Leadership, Culture, Impact | Active Choices, Inc. | Anese Cavanaugh | The IEP Method®

What do you spend your time on? 3 Ways to Optimize.

Written by Anese Cavanaugh | July 16, 2019

As the old saying goes, "We all have the same 24 hours in a day and 7 days a week..." and then, "it's what we do with them that makes us different," or "that we spend them on what truly matters," or whatever your preferred version of this is. Whatever your preference, it boils down to this; how we spend our time and energy creates our outcomes and results.

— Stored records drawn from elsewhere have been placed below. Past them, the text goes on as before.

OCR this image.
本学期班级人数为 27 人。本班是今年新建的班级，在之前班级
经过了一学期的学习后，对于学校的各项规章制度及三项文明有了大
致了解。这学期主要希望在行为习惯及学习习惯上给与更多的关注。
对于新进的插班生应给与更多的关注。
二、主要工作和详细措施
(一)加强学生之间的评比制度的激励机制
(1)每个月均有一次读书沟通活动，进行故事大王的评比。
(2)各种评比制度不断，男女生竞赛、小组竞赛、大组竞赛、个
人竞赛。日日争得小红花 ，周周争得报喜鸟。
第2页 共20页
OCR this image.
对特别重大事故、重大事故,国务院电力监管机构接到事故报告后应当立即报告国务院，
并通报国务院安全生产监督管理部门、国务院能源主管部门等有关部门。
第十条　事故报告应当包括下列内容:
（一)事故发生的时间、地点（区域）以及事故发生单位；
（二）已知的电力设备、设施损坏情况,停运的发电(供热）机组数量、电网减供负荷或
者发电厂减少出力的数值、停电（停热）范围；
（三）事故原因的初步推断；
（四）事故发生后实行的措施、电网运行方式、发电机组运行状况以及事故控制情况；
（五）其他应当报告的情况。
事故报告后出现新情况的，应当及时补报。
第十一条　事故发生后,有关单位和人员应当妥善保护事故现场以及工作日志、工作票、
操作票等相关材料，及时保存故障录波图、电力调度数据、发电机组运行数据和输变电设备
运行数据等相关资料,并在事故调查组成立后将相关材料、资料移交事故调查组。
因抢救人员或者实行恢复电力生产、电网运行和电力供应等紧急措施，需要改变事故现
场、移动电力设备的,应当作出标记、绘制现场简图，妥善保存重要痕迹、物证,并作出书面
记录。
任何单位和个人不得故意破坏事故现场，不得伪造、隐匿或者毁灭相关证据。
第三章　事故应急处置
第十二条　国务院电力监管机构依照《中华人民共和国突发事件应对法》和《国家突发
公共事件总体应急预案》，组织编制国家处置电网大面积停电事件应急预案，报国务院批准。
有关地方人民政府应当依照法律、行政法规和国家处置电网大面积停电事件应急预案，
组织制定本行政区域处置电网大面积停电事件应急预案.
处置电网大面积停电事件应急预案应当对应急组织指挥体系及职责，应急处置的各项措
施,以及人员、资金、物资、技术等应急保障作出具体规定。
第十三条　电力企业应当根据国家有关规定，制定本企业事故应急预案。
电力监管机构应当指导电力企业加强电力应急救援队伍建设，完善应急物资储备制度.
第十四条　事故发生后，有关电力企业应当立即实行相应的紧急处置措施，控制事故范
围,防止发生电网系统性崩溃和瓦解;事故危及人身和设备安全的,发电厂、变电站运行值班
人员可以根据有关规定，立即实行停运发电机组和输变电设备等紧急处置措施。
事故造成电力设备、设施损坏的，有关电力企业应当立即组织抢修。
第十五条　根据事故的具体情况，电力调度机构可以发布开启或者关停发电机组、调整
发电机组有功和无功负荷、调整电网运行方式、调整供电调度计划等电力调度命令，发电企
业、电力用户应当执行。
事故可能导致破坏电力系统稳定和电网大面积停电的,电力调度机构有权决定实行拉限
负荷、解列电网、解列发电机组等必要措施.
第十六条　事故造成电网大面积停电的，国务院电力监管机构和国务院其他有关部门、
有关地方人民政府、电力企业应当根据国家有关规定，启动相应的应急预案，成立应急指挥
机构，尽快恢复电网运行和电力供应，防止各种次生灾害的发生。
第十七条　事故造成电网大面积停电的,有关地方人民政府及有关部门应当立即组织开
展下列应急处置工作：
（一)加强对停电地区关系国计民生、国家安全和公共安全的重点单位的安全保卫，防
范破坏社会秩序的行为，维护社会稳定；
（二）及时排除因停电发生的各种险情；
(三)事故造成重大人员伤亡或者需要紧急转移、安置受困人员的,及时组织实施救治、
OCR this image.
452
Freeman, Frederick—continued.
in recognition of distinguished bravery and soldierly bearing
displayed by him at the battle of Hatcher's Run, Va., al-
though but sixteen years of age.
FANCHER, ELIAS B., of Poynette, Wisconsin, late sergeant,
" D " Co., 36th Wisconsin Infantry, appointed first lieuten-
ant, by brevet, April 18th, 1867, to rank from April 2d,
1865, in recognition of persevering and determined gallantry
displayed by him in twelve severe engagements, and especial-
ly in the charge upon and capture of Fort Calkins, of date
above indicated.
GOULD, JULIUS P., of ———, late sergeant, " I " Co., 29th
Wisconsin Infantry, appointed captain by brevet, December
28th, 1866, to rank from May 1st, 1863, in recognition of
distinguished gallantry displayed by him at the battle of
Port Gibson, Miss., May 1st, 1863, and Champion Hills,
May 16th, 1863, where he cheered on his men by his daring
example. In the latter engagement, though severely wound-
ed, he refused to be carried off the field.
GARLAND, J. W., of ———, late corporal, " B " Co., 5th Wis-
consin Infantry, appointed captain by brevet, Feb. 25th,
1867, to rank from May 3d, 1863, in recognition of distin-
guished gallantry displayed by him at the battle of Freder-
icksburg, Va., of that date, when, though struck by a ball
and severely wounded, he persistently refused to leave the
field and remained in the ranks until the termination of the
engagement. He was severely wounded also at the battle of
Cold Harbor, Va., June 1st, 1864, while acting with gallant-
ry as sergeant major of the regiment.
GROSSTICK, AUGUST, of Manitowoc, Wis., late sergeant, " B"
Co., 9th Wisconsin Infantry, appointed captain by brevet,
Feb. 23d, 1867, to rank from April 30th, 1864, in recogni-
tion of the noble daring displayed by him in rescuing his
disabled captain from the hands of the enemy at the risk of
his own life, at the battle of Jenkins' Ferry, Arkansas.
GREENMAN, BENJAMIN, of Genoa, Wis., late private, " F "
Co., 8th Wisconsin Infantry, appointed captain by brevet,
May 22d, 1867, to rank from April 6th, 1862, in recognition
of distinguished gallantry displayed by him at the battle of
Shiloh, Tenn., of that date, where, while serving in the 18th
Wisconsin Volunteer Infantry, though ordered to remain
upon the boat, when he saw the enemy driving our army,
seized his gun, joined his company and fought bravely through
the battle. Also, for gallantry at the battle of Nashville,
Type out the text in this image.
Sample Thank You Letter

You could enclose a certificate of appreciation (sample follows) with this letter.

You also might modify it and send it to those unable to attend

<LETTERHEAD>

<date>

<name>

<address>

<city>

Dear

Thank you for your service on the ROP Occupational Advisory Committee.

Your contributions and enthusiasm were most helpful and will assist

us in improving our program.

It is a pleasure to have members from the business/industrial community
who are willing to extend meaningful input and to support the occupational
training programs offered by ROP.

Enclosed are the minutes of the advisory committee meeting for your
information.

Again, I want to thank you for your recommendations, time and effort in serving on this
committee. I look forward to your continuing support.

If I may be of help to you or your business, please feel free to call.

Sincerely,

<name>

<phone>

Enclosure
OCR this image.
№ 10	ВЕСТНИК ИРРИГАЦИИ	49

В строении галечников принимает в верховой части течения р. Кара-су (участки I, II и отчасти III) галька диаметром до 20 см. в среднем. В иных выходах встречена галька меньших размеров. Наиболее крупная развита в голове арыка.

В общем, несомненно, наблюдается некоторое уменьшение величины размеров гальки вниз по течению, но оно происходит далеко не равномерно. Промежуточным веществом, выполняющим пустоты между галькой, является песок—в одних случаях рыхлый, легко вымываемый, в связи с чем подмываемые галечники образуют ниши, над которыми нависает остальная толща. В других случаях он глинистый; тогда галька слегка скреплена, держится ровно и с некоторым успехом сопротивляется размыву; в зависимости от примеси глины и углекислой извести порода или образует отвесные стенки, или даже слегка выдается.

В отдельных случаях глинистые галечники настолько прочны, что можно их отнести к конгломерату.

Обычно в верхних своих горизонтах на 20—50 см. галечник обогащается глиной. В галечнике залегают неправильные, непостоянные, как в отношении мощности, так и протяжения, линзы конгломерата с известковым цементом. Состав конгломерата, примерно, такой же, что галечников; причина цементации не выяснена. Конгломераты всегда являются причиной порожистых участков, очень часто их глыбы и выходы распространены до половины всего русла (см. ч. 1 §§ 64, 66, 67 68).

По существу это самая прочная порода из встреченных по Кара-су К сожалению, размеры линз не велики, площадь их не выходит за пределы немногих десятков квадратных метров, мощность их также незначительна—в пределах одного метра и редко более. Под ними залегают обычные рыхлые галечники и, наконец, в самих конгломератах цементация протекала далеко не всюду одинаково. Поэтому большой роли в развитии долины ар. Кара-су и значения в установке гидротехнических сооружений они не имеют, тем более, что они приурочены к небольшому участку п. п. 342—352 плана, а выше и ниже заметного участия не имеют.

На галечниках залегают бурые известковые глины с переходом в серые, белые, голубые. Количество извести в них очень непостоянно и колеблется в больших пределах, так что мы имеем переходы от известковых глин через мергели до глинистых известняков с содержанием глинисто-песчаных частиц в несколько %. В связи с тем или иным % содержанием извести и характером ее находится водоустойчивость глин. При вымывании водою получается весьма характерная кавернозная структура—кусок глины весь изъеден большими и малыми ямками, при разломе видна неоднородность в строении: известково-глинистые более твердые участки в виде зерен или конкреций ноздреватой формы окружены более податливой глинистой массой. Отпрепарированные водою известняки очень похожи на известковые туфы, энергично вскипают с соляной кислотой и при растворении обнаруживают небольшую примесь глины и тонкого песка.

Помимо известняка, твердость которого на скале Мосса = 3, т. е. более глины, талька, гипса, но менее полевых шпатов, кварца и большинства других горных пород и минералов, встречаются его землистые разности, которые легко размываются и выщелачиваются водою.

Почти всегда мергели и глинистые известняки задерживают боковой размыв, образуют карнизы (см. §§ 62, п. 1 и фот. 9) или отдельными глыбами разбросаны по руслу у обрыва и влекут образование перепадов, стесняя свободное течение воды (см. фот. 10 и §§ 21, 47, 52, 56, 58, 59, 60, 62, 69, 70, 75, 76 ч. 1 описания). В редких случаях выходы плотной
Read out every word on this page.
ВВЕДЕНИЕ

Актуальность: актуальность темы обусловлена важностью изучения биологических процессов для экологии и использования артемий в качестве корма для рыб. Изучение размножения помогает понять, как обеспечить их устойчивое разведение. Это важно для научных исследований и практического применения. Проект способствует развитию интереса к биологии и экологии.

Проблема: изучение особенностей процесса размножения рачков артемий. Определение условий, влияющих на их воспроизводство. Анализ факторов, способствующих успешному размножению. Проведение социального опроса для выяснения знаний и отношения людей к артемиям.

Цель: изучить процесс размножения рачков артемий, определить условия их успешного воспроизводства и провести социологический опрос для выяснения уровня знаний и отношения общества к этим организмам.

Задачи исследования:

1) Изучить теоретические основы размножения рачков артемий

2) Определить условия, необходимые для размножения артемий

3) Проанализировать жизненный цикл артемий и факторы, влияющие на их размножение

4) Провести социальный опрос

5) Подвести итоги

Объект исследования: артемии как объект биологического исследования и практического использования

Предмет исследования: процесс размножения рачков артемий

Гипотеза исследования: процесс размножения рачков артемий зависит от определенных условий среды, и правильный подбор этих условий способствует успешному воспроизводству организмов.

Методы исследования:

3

And, good news, how we set the tone for our day, hour, meeting, or conversation creates more time. And even better news, it's not really about time; it's about energy, setting ourselves up to be the best use of us, and the way we relate to and think about time.

So what do you spend your time and energy on, how do you set the tone for your day, and how do you support yourself to create what you want?

Here are 3 places to look. Start now.

Language counts: I met with someone this last week who, when talking about creating the change they said they so dearly wanted, repeatedly said, "I'll try," "I hope," "I can't," and "I don't have time." They ended with, "I'll try to find the time, I hope it will work."

It won't.

None of these words, and the intention (or lack of intention), energy, and mindset behind them will support them. They're squishy words. There is no commitment or command in them. They're setting themselves up for the cycle of ick.

"I will," "I trust," "I intend," "I'm committed to," "I'll create the time," "I am devoted to making this work," are all phrases that carry more intention and power. Play with them today.

Setting your day up counts: How you set the tone for your day will create ripple effects throughout -- for good or bad. Starting your day in bed (after snoozing three times), on your phone, checking email and texts before your feet even hit the floor, sets the tone for being reactive, overwhelmed, and at the command of everyone else's needs. You've lost your day before it's even started. (Don't worry, you can get it back with a reboot and a decision to regain command of your space.)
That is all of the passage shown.